Entro nella piccola agenzia bancaria che custodisce a caro prezzo i miei modesti risparmi e vedo solo tre impiegati, compresi il cassiere (ma la cassa chiude alle 11.30!) e il direttore. Un paio di clienti sbrigano i loro affari con l’aiuto dei superstiti operatori, la bassa manovalanza del potere finanziario. Erano almeno dodici, una ventina d’anni fa. Ora è tutto cambiato: fusioni bancarie, accorpamento di agenzie, informatizzazione, la possibilità – sempre più trasformata in obbligo – di svolgere da sé molte operazioni. Mi domando per quanto tempo ancora entreremo in un’agenzia, in un ufficio, in un locale commerciale e incontreremo un essere umano presente per aiutare, consigliare, svolgere funzioni professionali. Uguale sorte tocca al viaggiatore: biglietterie chiuse, informazioni da reperire online. Online, ecco la parolina magica, l’abracadabra del nostro tempo, l’hardware che consente il Grande Reset, la cancellazione di ieri per un nuovo inizio nell’interesse e secondo i comodi di lorsignori.

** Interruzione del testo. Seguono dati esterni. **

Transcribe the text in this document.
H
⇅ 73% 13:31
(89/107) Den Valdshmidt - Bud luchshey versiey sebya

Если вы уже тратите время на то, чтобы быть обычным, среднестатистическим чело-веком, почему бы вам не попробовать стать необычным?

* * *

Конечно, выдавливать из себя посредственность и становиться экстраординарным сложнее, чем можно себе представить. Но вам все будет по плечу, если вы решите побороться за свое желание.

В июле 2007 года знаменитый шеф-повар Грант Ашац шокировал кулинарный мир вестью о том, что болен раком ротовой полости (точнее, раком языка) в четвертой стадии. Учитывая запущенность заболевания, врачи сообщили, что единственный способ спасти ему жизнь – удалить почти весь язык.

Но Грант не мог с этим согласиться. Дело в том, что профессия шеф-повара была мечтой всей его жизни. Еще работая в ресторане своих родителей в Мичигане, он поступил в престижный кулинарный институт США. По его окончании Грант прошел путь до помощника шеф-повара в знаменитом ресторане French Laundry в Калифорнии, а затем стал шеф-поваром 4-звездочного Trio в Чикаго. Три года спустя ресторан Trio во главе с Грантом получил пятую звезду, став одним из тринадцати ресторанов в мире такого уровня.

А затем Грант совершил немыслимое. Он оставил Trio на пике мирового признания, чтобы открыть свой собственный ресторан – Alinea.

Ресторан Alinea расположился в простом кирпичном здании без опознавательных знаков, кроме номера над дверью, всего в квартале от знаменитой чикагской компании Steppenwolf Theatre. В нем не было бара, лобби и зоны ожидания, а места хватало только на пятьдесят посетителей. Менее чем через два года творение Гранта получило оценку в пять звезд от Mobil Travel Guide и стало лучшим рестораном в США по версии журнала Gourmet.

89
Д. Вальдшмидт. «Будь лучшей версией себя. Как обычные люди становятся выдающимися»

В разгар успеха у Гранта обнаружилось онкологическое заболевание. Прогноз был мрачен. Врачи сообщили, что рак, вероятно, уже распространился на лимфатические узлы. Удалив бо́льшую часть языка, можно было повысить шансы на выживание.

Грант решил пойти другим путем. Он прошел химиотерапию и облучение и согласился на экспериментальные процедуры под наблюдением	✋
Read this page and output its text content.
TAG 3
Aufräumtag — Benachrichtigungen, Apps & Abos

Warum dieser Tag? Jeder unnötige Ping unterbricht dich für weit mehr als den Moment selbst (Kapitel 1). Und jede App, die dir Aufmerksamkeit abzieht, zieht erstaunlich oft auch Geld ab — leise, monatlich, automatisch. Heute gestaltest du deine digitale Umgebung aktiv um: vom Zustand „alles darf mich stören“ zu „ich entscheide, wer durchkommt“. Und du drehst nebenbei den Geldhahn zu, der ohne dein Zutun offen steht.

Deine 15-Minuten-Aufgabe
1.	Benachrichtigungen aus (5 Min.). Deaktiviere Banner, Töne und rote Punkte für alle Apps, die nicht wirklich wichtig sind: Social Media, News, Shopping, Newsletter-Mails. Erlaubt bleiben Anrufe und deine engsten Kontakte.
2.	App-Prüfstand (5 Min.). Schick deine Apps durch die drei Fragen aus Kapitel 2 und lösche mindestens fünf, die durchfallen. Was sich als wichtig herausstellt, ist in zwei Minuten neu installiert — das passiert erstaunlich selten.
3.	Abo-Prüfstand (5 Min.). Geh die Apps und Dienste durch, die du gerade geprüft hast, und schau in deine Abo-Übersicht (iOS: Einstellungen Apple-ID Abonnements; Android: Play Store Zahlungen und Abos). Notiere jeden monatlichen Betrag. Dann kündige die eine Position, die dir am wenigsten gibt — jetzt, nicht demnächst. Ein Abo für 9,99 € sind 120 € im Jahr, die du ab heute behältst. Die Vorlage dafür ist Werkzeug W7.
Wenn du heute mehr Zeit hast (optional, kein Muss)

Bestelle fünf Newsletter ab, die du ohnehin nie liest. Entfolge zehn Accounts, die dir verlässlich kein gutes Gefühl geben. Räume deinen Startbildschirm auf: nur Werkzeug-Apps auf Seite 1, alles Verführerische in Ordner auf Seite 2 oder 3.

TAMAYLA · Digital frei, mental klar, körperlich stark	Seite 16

Probabilmente chi leggesse queste note tra alcuni anni- a operazione conclusa – sorriderà di superiorità. L’uomo è un essere malleabile, flessibile: tanti cambiamenti ha visto l’umanità, quelli che sperimentiamo oggi sono solo gli ultimi in ordine di tempo. L’uomo del 2030 – l’agenda mondialista si è data un decennio e si chiama proprio “Agenda 2030”- avrà superato tutte le nostalgie e lamentazioni della generazione al tramonto a cui appartiene chi scrive. Il distanziamento sociale sarà diventato quotidianità, la digitalizzazione di tutto cosa fatta e l’uomo nuovo, resettato e riformattato come il disco rigido di un computer, vivrà pienamente l’epoca algida della tecnica trionfante, in attesa di essere condotto nel labirinto transumano, quello dell’umanità “aumentata”, il cui simbolo è h+, homo plus.
Più, appunto. Il progresso si considera somma, accumulo, pienezza in cammino. Al potere non interessano le controindicazioni, né gli effetti collaterali. É come con il magico vaccino antivirus: umani, fate la punturina, tornate per il richiamo e non chiedete il contenuto della fiala, né che cosa potrà succedervi, come individui e come specie, nel breve e nel lungo periodo. Non si sa, o forse qualcuno lo sa troppo bene. A noi spetta di compiere l’atto di fede: state contenti, umana gente al quia, che se potuto aveste veder tutto, mestier non era parturir Maria, scriveva Dante nel terzo canto del Purgatorio. Il poeta si riferiva ai limiti della ragione, parlava di teologia e di Gesù Cristo. Non poteva sapere, nel buio medioevo, che il vero redentore è il vaccino, con la sua santissima trinità: Big Pharma, Bill Gates e l’OMS.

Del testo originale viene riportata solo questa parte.